In 1979, Bengt Holmström in one of his publications formulated one of the principles of an optimal contract. Ideally, he must link pay to the result of the work of a subordinate. For example, if the company manager is responsible for the stock price, then his salary will be lowered if this rate falls. However, financial losses have a chance to happen and not through the agent's fault. External circumstances may interfere (for example, market conditions). The theory of contracts offers different solutions to this contradiction. For example, the salary of the above-described manager can also be determined according to the earnings of competing companies. If the shares grow for outside reasons, affecting the entire industry, then there is no merit of the agent, and then there simply is not anything to encourage him.

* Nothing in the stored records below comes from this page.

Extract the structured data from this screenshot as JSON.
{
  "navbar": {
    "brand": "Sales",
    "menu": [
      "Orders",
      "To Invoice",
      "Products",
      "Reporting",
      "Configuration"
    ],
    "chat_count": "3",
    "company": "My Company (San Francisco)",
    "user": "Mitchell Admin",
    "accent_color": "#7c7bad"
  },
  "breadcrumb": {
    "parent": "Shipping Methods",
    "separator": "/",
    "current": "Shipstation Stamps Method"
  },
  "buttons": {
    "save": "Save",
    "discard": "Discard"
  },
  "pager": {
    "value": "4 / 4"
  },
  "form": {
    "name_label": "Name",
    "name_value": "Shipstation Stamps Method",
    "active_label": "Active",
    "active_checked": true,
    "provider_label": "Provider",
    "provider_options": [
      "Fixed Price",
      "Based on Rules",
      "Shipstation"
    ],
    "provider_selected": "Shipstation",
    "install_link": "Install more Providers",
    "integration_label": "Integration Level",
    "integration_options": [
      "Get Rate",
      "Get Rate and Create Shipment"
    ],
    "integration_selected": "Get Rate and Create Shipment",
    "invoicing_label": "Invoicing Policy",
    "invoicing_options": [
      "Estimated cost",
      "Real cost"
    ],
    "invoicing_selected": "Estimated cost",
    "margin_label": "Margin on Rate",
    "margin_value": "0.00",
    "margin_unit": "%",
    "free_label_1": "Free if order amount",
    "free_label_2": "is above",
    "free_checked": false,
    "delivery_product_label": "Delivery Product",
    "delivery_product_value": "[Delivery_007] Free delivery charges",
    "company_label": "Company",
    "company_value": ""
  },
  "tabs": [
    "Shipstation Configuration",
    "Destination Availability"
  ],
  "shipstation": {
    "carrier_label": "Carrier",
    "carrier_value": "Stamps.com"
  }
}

The relationship between subordinate performance and company performance is often distorted by a variety of factors. The more such circumstances, the less the manager's earnings should depend on the firm's performance. Separately, the theory of contracts deals with high-risk areas. This may be a new area for investment. The more the subordinate is involved in this zone, the better it is to make his salary fixed. In this case, with fluctuations (regardless of their positivity or negativity), the probability of a conflict between the employee and the employer is significantly reduced.

Balanced incentives

Motivation of an employee can be not only high wages, but also the prospect of career growth. The authors of the theory of contracts examined in detail the interaction of these two intertwining factors. In a competitive market, the company must offer employees a high salary, otherwise they will go to competitors. There are some distortions in this system. For example, there is a threat that the new cadres will work too hard, while specialists on the top steps of the career ladder, on the contrary, will begin to shirk their duties, as their requests are already generally satisfied.

In this context, the fixed wage model has its advantages. We have already cited the example of a teacher, from which high results of students are required in examinations. Such expectations lead to a skew and focus on certain subjects or tasks. If the salary is fixed, regardless of the performance indicators, the distribution of effort between tasks will be balanced.

Features of the theory

The close direction of contract theory is the information economy. Studies in these areas have been conducted from a very recent time. Only a few decades ago, even the most serious and eminent economists paid no attention to people's response to different incentives and to creating these incentives for behavior that was optimal for achieving a certain goal. Interest in such phenomena increased in the 1970s.

The first economic incentives began to study James Mirrlees and William Vickrey. These specialists influenced the formation of the theory of optimal taxation, with which the theory of contracts is closely related. Mirlis and Vikri's books were supplemented with the works of such eminent scientists as Jean Tyrol, Eric Maskin, Jean-Jacques Laffon, Roger Myerson. Many of them were awarded the Nobel Prize in Economics. The aforementioned Oliver Hart and Bengt Holmström also refer to this galaxy of explorers.

Complete lemmas and theorems contract theory operates with abstract concepts and in this sense is very close to mathematics. At the same time, the models considered by her are built according to real life motivation. Conclusions, which makes the theory of contracts, are widely used in practice. It weighs pros and cons in many controversial issues. An example of the application of the theory can serve as a dispute about the fairness of high salaries of top managers of Russian and foreign companies. Is it not for nothing that these employees receive such considerable rewards for their work? The theory of contracts in simple words can answer this question, since in its arsenal there are numerous economic arguments.